Nossa tese metaética central será a de que os valores morais devem estar conectados de alguma maneira com os fatos do mundo, mas não poderão ser reduzidos a eles. Isso quer dizer que defenderemos uma conexão entre valores e os fatos, conectando as prescrições com base em certas descrições, considerando certas condições; e, também, que a maneira mais eficiente para justificarmos nossos juízos morais será feita pela coerência de uma crença moral com um conjunto coerente de crenças morais e não morais. Por essa razão o método do equilíbrio reflexivo terá destaque nessa proposta, de forma que possibilite a conexão entre os modelos contratualista e da ética das virtudes. Esse esquema também contará com um semáforo cognitivista, com um tipo especial de cognitivismo vinculado a um contextualismo para se encontrar o significado dos juízos morais por meio de uma convergência prática. Por fim, esse modelo normativo misto contará com uma ontologia construtivista, de modo que se tomem os valores morais não como fatos independentes, mas como algo que terá sua objetividade dada pelas circunstâncias de sua construção.

(COUTINHO, p. 20)

Capítulo 1 – Teoria moral mista

UM DOS PROBLEMAS CENTRAIS DA MAIORIA DAS TEORIAS ÉTICAS

Creio que um dos problemas centrais da maioria das teorias normativas foi sempre tentar estabelecer um critério único para todas as situações morais, sejam elas de moralidade privada, sejam no âmbito da moralidade pública. A pretensão desmedida geralmente oblitera o caminho e impossibilita chegar a algum resultado factível. Uma forma de teoria normativa menos abrangente poderia advogar o uso de critérios diferentes para essas situações diversas. Penso que uma maneira interessante de superar a dicotomia fato/valor de forma complementar seja fazer uso de uma teoria moral mista de decisão racional/razoável que pode levar em consideração os motivos e a escolha deliberada do agente para os casos de moral privada e, também, pode considerar fundamental o uso de valores morais públicos reconhecidos em consenso razoável para os casos de moral pública, considerando tanto as virtudes quanto os princípios morais como critérios relevantes para a orientação da ação.

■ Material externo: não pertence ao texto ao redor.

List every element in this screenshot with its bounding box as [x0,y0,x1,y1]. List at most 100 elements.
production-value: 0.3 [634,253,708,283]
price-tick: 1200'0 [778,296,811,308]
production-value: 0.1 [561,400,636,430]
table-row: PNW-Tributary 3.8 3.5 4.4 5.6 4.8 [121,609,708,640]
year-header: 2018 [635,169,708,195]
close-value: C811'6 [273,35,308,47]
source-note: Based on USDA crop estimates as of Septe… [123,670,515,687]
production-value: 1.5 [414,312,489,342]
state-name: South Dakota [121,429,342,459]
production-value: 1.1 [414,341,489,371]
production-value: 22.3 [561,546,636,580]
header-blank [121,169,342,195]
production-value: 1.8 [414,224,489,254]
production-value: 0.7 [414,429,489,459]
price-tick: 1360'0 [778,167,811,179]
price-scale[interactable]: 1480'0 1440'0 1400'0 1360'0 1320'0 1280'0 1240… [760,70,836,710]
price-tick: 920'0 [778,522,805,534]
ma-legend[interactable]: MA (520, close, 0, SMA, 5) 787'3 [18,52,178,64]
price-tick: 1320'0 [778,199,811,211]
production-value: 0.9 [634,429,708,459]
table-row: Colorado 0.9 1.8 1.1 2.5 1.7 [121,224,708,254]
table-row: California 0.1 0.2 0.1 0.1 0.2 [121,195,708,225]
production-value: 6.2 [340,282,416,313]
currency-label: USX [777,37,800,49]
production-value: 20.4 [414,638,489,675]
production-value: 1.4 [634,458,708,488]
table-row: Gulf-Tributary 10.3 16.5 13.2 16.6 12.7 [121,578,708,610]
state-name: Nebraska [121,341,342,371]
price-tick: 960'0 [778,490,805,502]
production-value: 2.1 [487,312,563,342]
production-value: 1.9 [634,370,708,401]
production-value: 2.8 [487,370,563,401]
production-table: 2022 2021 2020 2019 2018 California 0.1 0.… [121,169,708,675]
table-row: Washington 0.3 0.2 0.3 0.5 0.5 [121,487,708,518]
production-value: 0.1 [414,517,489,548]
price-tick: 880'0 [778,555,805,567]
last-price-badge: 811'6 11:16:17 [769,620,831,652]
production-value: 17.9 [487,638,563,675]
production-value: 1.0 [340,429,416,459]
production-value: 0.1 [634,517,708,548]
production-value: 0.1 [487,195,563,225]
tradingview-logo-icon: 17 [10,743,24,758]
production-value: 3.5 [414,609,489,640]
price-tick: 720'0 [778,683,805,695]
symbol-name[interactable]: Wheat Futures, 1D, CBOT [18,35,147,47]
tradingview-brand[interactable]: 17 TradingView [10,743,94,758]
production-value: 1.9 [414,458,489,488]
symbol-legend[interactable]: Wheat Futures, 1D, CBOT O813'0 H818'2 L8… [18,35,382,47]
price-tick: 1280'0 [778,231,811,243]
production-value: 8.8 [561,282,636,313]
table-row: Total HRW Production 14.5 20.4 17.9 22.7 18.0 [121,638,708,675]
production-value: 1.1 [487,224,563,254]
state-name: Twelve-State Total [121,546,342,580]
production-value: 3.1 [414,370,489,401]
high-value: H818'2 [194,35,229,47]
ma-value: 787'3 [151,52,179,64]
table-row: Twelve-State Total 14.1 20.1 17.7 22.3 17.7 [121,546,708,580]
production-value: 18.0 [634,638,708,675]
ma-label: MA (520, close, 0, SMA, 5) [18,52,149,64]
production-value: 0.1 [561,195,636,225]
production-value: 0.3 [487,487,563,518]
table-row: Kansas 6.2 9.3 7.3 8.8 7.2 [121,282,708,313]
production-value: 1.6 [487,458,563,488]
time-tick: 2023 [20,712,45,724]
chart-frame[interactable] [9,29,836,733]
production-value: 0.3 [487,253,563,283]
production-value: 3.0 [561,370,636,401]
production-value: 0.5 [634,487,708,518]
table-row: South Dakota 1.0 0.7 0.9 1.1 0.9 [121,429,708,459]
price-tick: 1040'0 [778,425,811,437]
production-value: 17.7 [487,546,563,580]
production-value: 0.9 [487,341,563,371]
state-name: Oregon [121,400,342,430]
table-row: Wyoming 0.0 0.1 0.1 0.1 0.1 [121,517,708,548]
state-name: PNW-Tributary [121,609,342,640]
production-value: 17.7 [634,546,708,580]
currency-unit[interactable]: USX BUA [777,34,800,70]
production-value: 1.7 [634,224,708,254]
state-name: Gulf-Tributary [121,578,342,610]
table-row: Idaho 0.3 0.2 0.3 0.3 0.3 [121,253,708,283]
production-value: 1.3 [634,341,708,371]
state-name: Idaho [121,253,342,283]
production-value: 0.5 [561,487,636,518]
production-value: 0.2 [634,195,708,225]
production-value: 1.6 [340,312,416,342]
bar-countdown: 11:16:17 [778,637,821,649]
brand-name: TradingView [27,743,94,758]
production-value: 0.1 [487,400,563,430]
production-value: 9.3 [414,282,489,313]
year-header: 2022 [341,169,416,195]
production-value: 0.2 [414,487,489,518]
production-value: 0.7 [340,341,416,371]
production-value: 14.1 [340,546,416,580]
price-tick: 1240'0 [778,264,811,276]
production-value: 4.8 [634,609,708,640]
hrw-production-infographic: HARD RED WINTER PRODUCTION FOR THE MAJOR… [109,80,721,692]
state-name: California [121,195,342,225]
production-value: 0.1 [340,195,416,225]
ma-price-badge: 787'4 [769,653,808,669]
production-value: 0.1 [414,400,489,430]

O uso de uma teoria normativa mista de decisão racional/razoável pode contar tanto com aspectos internalistas como com aspectos externalistas para a justificação de crenças e princípios morais de uma forma coerentista e contextualista e, assim, ser uma alternativa tanto aos modelos fundacionistas quanto os modelos céticos em estrito senso. Estou motivado a acreditar que teríamos, assim, um bom ponto de partida, dadas as alternativas existentes. Isso poderia ser tomado como desejável e aceitável em nosso contexto moral?